Aucun espace pour discuter du monopole syndical

L’Union paysanne, après avoir participé aux deux premières rencontres visant les consommateurs et les transformateurs, a été très surprise de constater la surreprésentation de l’UPA dans le volet destiné aux consommateurs. «Il est encore plus dérangeant de constater que, dans ce troisième volet consacré aux producteurs agricoles, aucun espace ne sera donné afin de discuter du monopole syndical de l’UPA», de dire Maxime Laplante.

«Cette question est en suspend depuis le rapport Pronovost en 2008. Cette rencontre aurait pu permettre un débat réel sur la question entre les différents groupes de représentants agricoles, mais la question a été soigneusement évitée», de dire l’Union paysanne. « On voudrait réduire l’agriculture à une donnée économique, mais les agriculteurs attendent qu’on leur redonne un réel droit d’association. La démocratie ne semble pas prioritaire pour notre gouvernement », souligne Benoit Girouard, président de l’Union paysanne.

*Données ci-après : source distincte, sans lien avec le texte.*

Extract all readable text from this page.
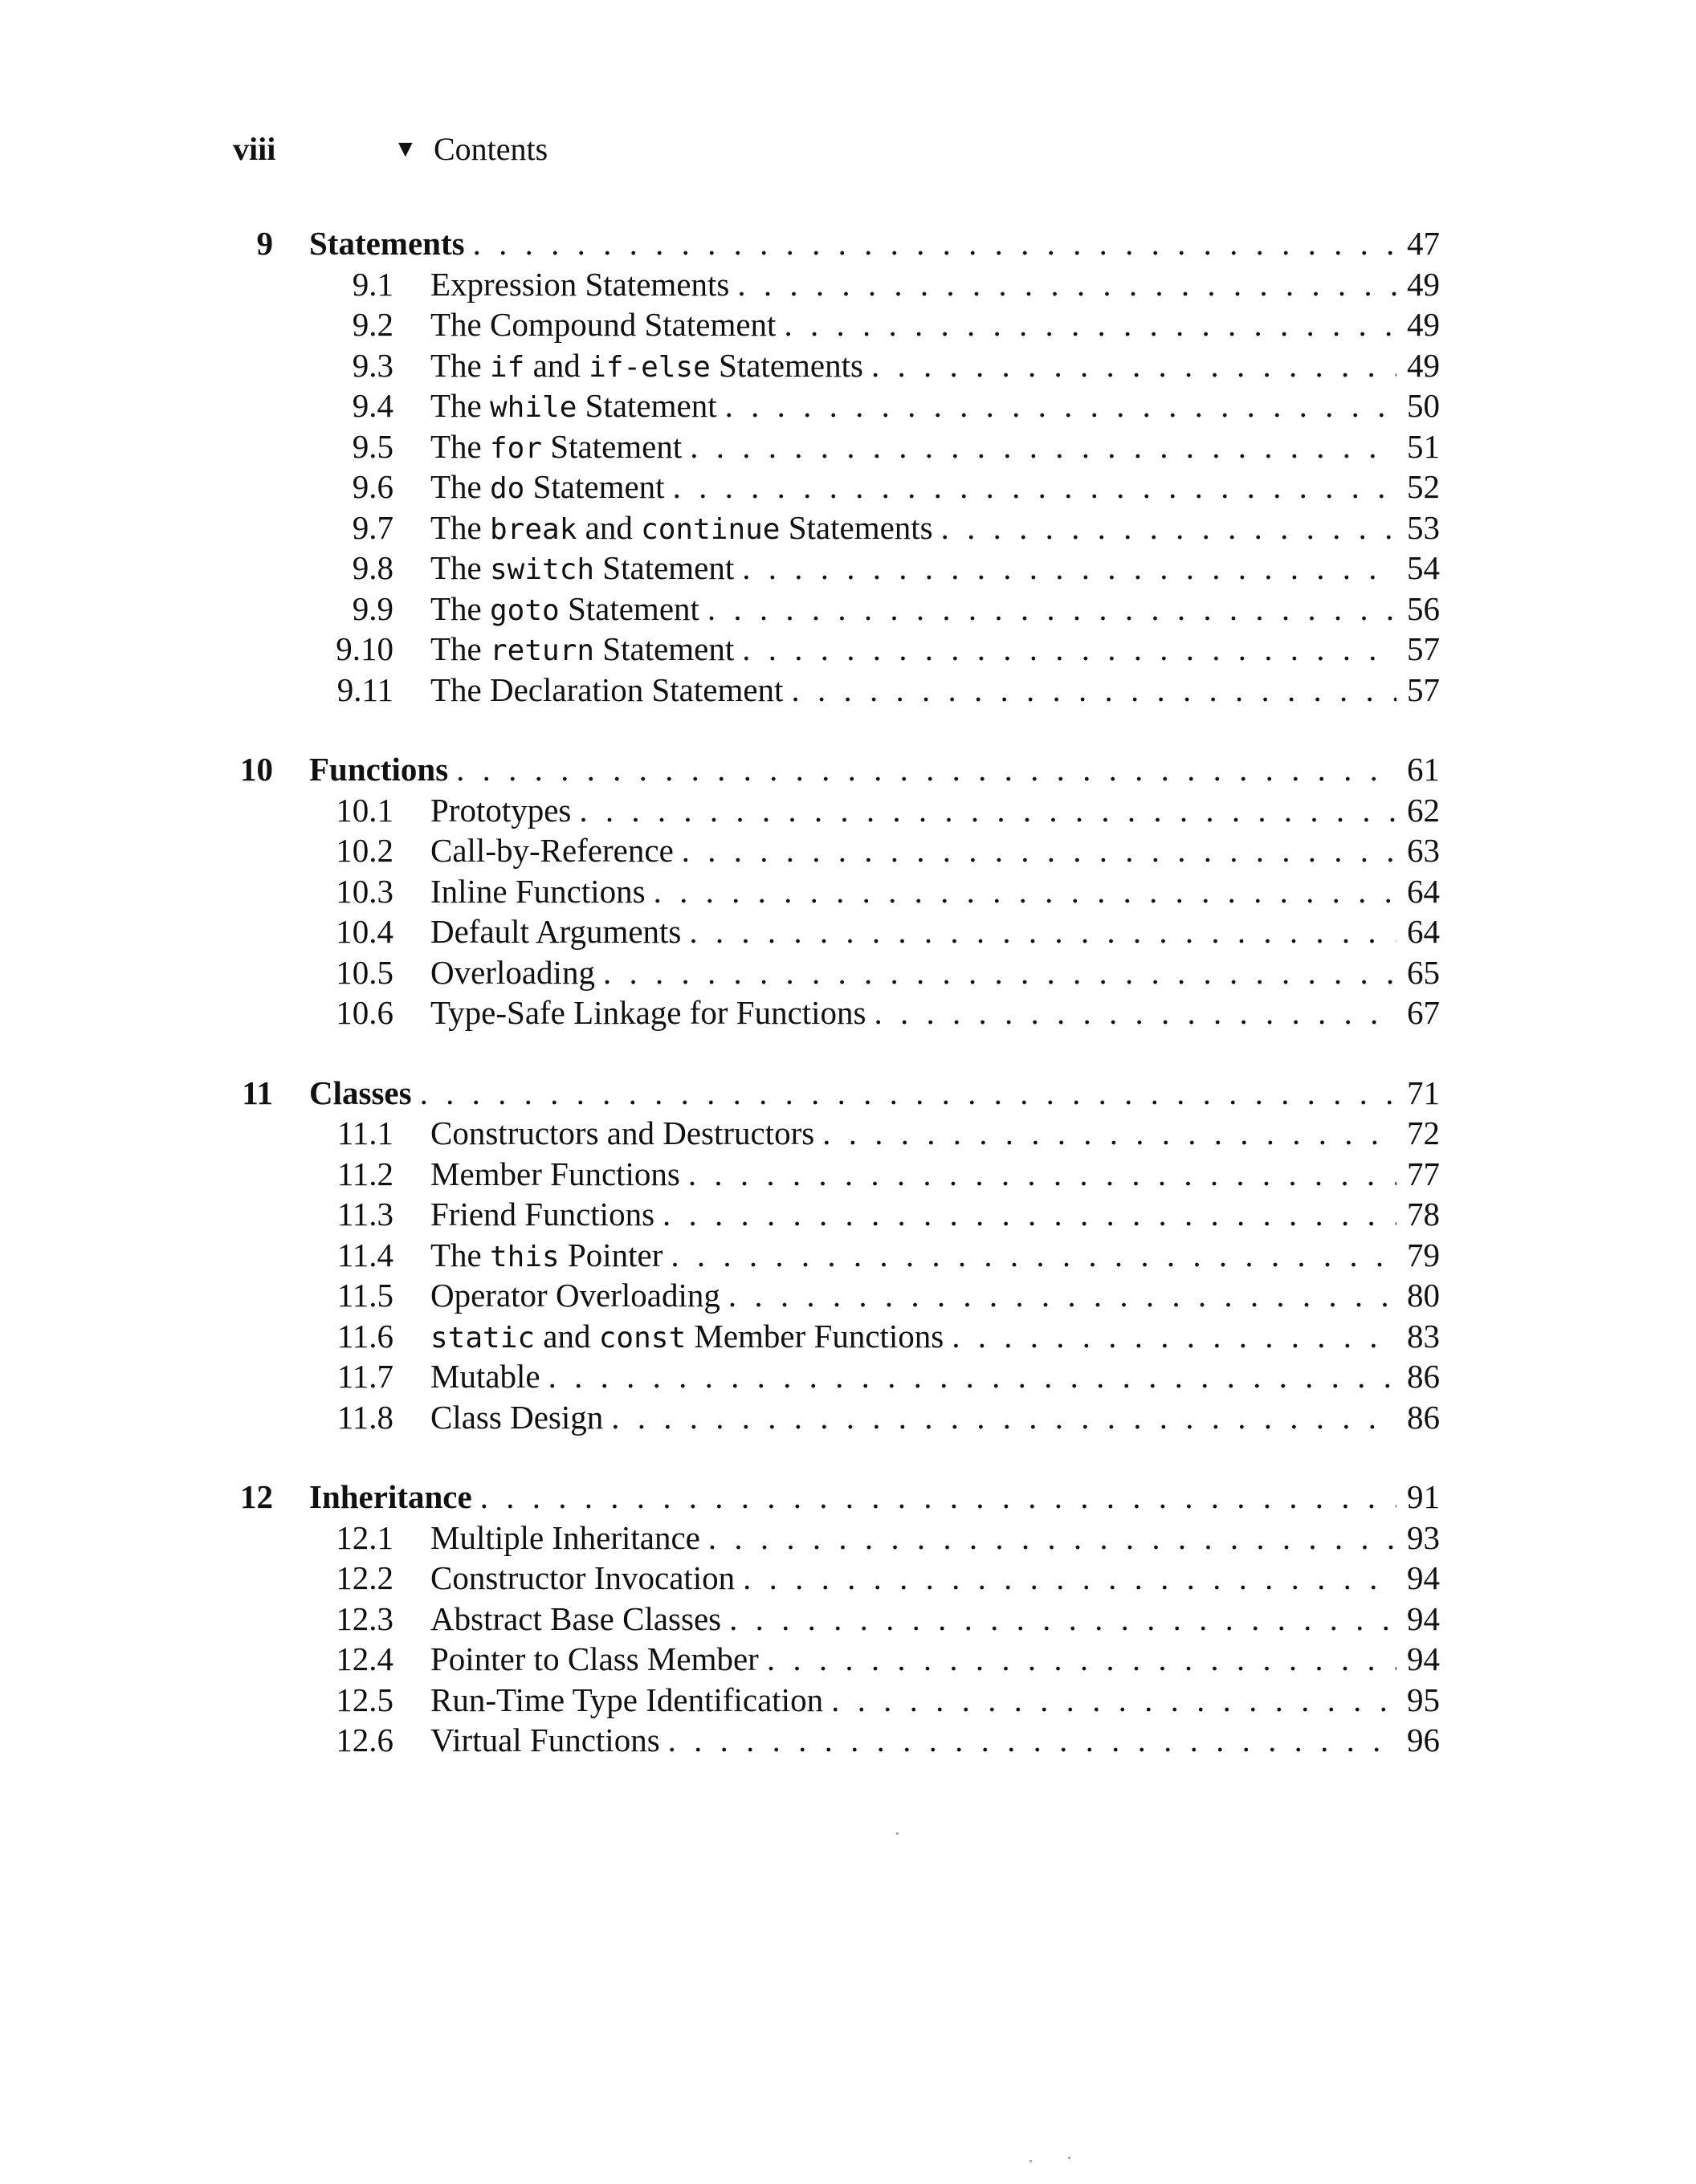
viii	▼ Contents
9 Statements . . .	47
9.1 Expression Statements . . .	49
9.2 The Compound Statement . . .	49
9.3 The if and if-else Statements . . .	49
9.4 The while Statement . . .	50
9.5 The for Statement . . .	51
9.6 The do Statement . . .	52
9.7 The break and continue Statements . . .	53
9.8 The switch Statement . . .	54
9.9 The goto Statement . . .	56
9.10 The return Statement . . .	57
9.11 The Declaration Statement . . .	57
10 Functions . . .	61
10.1 Prototypes . . .	62
10.2 Call-by-Reference . . .	63
10.3 Inline Functions . . .	64
10.4 Default Arguments . . .	64
10.5 Overloading . . .	65
10.6 Type-Safe Linkage for Functions . . .	67
11 Classes . . .	71
11.1 Constructors and Destructors . . .	72
11.2 Member Functions . . .	77
11.3 Friend Functions . . .	78
11.4 The this Pointer . . .	79
11.5 Operator Overloading . . .	80
11.6 static and const Member Functions . . .	83
11.7 Mutable . . .	86
11.8 Class Design . . .	86
12 Inheritance . . .	91
12.1 Multiple Inheritance . . .	93
12.2 Constructor Invocation . . .	94
12.3 Abstract Base Classes . . .	94
12.4 Pointer to Class Member . . .	94
12.5 Run-Time Type Identification . . .	95
12.6 Virtual Functions . . .	96
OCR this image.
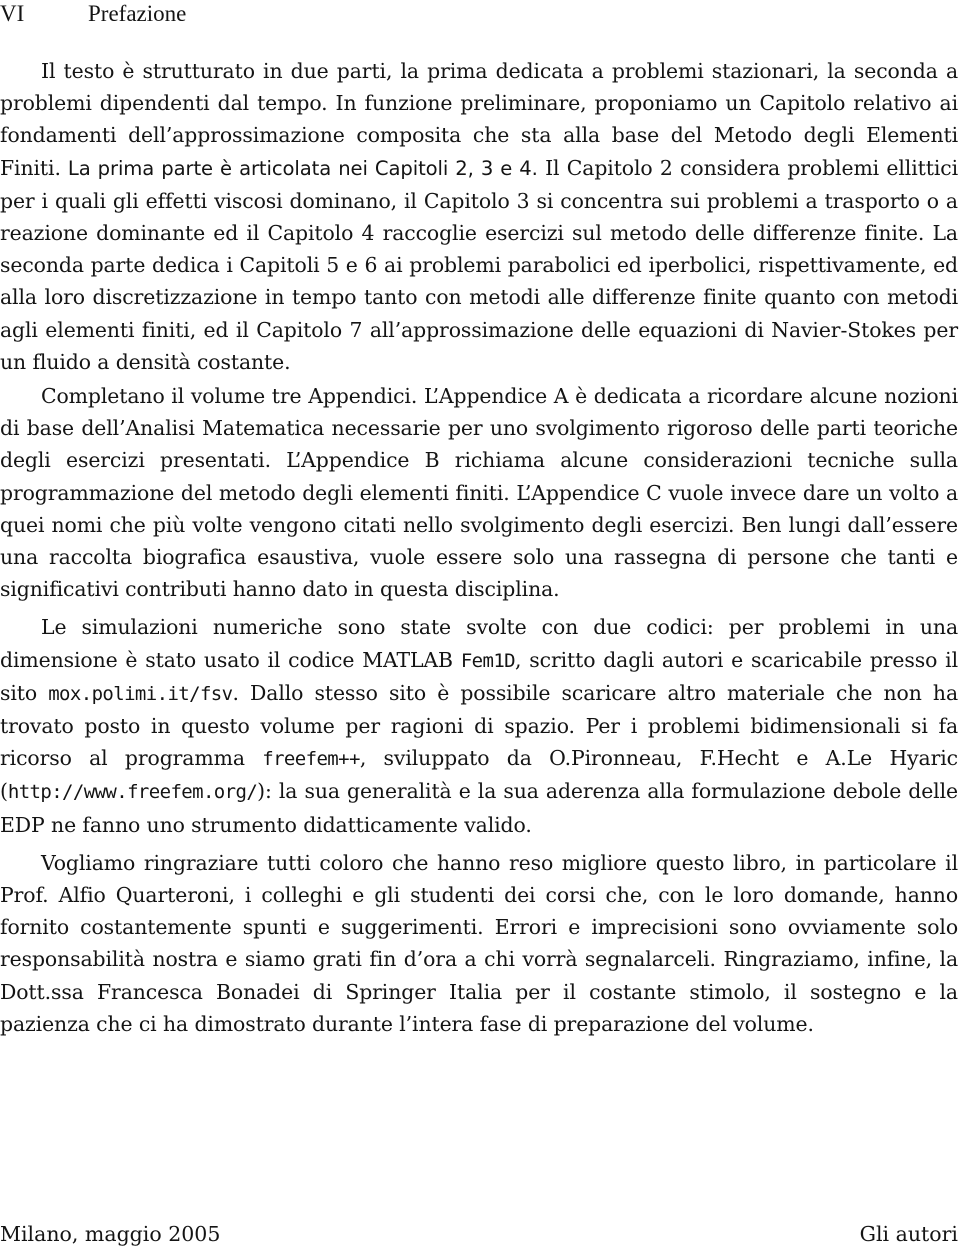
VI	Prefazione

Il testo è strutturato in due parti, la prima dedicata a problemi stazionari, la seconda a problemi dipendenti dal tempo. In funzione preliminare, proponiamo un Capitolo relativo ai fondamenti dell’approssimazione composita che sta alla base del Metodo degli Elementi Finiti. La prima parte è articolata nei Capitoli 2, 3 e 4. Il Capitolo 2 considera problemi ellittici per i quali gli effetti viscosi dominano, il Capitolo 3 si concentra sui problemi a trasporto o a reazione dominante ed il Capitolo 4 raccoglie esercizi sul metodo delle differenze finite. La seconda parte dedica i Capitoli 5 e 6 ai problemi parabolici ed iperbolici, rispettivamente, ed alla loro discretizzazione in tempo tanto con metodi alle differenze finite quanto con metodi agli elementi finiti, ed il Capitolo 7 all’approssimazione delle equazioni di Navier-Stokes per un fluido a densità costante.

Completano il volume tre Appendici. L’Appendice A è dedicata a ricordare alcune nozioni di base dell’Analisi Matematica necessarie per uno svolgimento rigoroso delle parti teoriche degli esercizi presentati. L’Appendice B richiama alcune considerazioni tecniche sulla programmazione del metodo degli elementi finiti. L’Appendice C vuole invece dare un volto a quei nomi che più volte vengono citati nello svolgimento degli esercizi. Ben lungi dall’essere una raccolta biografica esaustiva, vuole essere solo una rassegna di persone che tanti e significativi contributi hanno dato in questa disciplina.

Le simulazioni numeriche sono state svolte con due codici: per problemi in una dimensione è stato usato il codice MATLAB Fem1D, scritto dagli autori e scaricabile presso il sito mox.polimi.it/fsv. Dallo stesso sito è possibile scaricare altro materiale che non ha trovato posto in questo volume per ragioni di spazio. Per i problemi bidimensionali si fa ricorso al programma freefem++, sviluppato da O.Pironneau, F.Hecht e A.Le Hyaric (http://www.freefem.org/): la sua generalità e la sua aderenza alla formulazione debole delle EDP ne fanno uno strumento didatticamente valido.

Vogliamo ringraziare tutti coloro che hanno reso migliore questo libro, in particolare il Prof. Alfio Quarteroni, i colleghi e gli studenti dei corsi che, con le loro domande, hanno fornito costantemente spunti e suggerimenti. Errori e imprecisioni sono ovviamente solo responsabilità nostra e siamo grati fin d’ora a chi vorrà segnalarceli. Ringraziamo, infine, la Dott.ssa Francesca Bonadei di Springer Italia per il costante stimolo, il sostegno e la pazienza che ci ha dimostrato durante l’intera fase di preparazione del volume.

Milano, maggio 2005	Gli autori
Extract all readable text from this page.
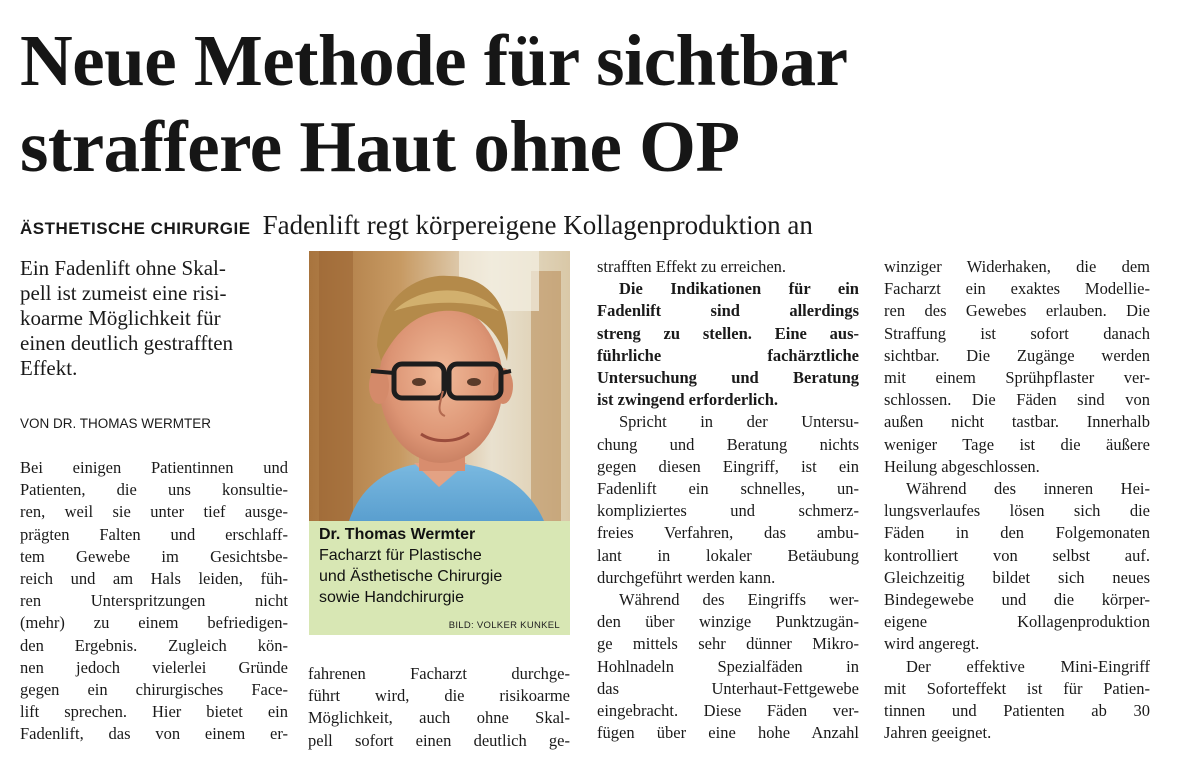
Neue Methode für sichtbar
straffere Haut ohne OP
ÄSTHETISCHE CHIRURGIE Fadenlift regt körpereigene Kollagenproduktion an
Ein Fadenlift ohne Skal-
pell ist zumeist eine risi-
koarme Möglichkeit für
einen deutlich gestrafften
Effekt.
VON DR. THOMAS WERMTER
Bei einigen Patientinnen und
Patienten, die uns konsultie-
ren, weil sie unter tief ausge-
prägten Falten und erschlaff-
tem Gewebe im Gesichtsbe-
reich und am Hals leiden, füh-
ren Unterspritzungen nicht
(mehr) zu einem befriedigen-
den Ergebnis. Zugleich kön-
nen jedoch vielerlei Gründe
gegen ein chirurgisches Face-
lift sprechen. Hier bietet ein
Fadenlift, das von einem er-
Dr. Thomas Wermter
Facharzt für Plastische
und Ästhetische Chirurgie
sowie Handchirurgie
BILD: VOLKER KUNKEL
fahrenen Facharzt durchge-
führt wird, die risikoarme
Möglichkeit, auch ohne Skal-
pell sofort einen deutlich ge-
strafften Effekt zu erreichen.
Die Indikationen für ein
Fadenlift sind allerdings
streng zu stellen. Eine aus-
führliche fachärztliche
Untersuchung und Beratung
ist zwingend erforderlich.
Spricht in der Untersu-
chung und Beratung nichts
gegen diesen Eingriff, ist ein
Fadenlift ein schnelles, un-
kompliziertes und schmerz-
freies Verfahren, das ambu-
lant in lokaler Betäubung
durchgeführt werden kann.
Während des Eingriffs wer-
den über winzige Punktzugän-
ge mittels sehr dünner Mikro-
Hohlnadeln Spezialfäden in
das Unterhaut-Fettgewebe
eingebracht. Diese Fäden ver-
fügen über eine hohe Anzahl
winziger Widerhaken, die dem
Facharzt ein exaktes Modellie-
ren des Gewebes erlauben. Die
Straffung ist sofort danach
sichtbar. Die Zugänge werden
mit einem Sprühpflaster ver-
schlossen. Die Fäden sind von
außen nicht tastbar. Innerhalb
weniger Tage ist die äußere
Heilung abgeschlossen.
Während des inneren Hei-
lungsverlaufes lösen sich die
Fäden in den Folgemonaten
kontrolliert von selbst auf.
Gleichzeitig bildet sich neues
Bindegewebe und die körper-
eigene Kollagenproduktion
wird angeregt.
Der effektive Mini-Eingriff
mit Soforteffekt ist für Patien-
tinnen und Patienten ab 30
Jahren geeignet.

L’Union paysanne conclut en invitant le ministre Laurent Lessard à s’inspirer du rapport Pronovost et St-Pierre afin d’amener l’agriculture du Québec dans un renouveau. « Repasser dans les mêmes sentiers encore et encore ne peut que condamner l’agriculture du Québec à avoir moins de fermes. Accepter cette logique revient à abdiquer devant les marchés alors que nous pouvons être maîtres de notre développement en agriculture» conclut Benoit Girouard.